Uruguay will legally recognise same-sex civil unions.
The country of 3.6m people is the first nation in South America to grant such protections, although some cities and regions throughout the continent have made similar legal provisions.
The Uruguayan Congress last week passed legislation creating a civil union registry for same-sex and unmarried heterosexual couples.
The measure had previously passed the Chamber of Senators.
The new law was a manifesto commitment of the ruling leftist coalition of President Tabare Vasquez.
In March the senior Roman Catholic clergy in the form of the Episcopal Conference of Uruguay (CEP) echoed bishops in Europe by attacking the validity of gay relationships.
“In no way can homosexual cohabitation be accepted because it does not meet the basic criteria defining marriage, it is therefore unacceptable to place it in suchlike equal level,” a statement from CEP said.
The main opposition party in Uruguay, Partido National, tried to remove gay and lesbian couples from the new bill during a March debate in the Chamber of Deputies but was unsuccessful.
Same-sex marriage will remain illegal in Uruguay, something LGBT rights groups say they will continue to fight.
Because of the marriage ban judges have been unsure how to rule in a number of cases involving same-sex couples, particularly in areas of adoption, pensions and inheritance.

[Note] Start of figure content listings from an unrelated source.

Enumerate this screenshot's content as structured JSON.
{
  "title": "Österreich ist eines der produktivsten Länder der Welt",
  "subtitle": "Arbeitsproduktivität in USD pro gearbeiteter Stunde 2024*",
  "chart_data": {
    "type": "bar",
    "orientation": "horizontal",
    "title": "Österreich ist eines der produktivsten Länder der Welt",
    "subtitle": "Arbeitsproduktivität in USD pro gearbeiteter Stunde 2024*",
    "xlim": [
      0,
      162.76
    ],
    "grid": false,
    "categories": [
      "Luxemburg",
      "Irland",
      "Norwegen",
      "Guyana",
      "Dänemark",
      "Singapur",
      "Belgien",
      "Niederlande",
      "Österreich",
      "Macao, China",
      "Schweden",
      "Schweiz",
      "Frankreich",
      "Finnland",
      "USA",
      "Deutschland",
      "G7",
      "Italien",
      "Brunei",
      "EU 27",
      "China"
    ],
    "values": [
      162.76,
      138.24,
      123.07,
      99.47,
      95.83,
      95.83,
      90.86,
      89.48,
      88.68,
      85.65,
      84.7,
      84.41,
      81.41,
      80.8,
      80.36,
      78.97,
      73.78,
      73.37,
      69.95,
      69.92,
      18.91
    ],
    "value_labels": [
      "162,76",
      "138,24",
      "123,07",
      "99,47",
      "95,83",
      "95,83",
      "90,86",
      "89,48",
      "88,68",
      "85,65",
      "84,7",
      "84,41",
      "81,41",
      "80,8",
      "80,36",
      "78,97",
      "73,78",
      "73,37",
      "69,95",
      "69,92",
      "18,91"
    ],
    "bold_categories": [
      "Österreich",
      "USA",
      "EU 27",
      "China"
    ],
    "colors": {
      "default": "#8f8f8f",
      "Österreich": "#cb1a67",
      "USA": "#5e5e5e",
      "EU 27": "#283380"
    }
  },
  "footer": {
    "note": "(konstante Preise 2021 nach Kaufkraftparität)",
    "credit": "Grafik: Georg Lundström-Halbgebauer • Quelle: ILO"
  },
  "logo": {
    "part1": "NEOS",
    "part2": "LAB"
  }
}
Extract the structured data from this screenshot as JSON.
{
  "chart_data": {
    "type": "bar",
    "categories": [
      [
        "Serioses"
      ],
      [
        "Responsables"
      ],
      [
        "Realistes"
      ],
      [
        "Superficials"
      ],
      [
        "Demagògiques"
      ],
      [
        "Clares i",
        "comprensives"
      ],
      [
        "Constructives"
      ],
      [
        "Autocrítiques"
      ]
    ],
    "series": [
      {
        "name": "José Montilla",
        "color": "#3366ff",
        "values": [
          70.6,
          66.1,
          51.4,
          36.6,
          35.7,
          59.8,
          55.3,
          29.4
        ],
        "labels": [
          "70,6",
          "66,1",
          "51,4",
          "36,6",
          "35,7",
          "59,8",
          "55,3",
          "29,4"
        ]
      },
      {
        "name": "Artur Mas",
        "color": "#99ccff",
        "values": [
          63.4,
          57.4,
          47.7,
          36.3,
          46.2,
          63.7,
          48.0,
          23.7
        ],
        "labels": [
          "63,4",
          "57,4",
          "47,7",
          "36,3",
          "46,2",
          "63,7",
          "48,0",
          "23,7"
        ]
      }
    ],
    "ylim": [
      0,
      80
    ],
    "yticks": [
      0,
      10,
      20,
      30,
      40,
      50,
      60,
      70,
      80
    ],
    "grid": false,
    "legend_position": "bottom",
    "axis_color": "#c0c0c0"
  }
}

Senator Margarita Percovich, the author of the legislation, said the bill would give couples entering civil unions the same rights as marriage.
Under the legislation couples would have be together for at least five years and sign a registry. The couples will receive heath benefits, inheritance, parenting and pension rights.
In neighbouring Brazil, the border state of Rio Grande do Sul passed civil union legislation in 2004, two years after the city of Buenos Aires, Argentina, passed a similar law.
The decision to legally recognise gay couples in Uruguay makes the country the first in South America to have a national civil union law.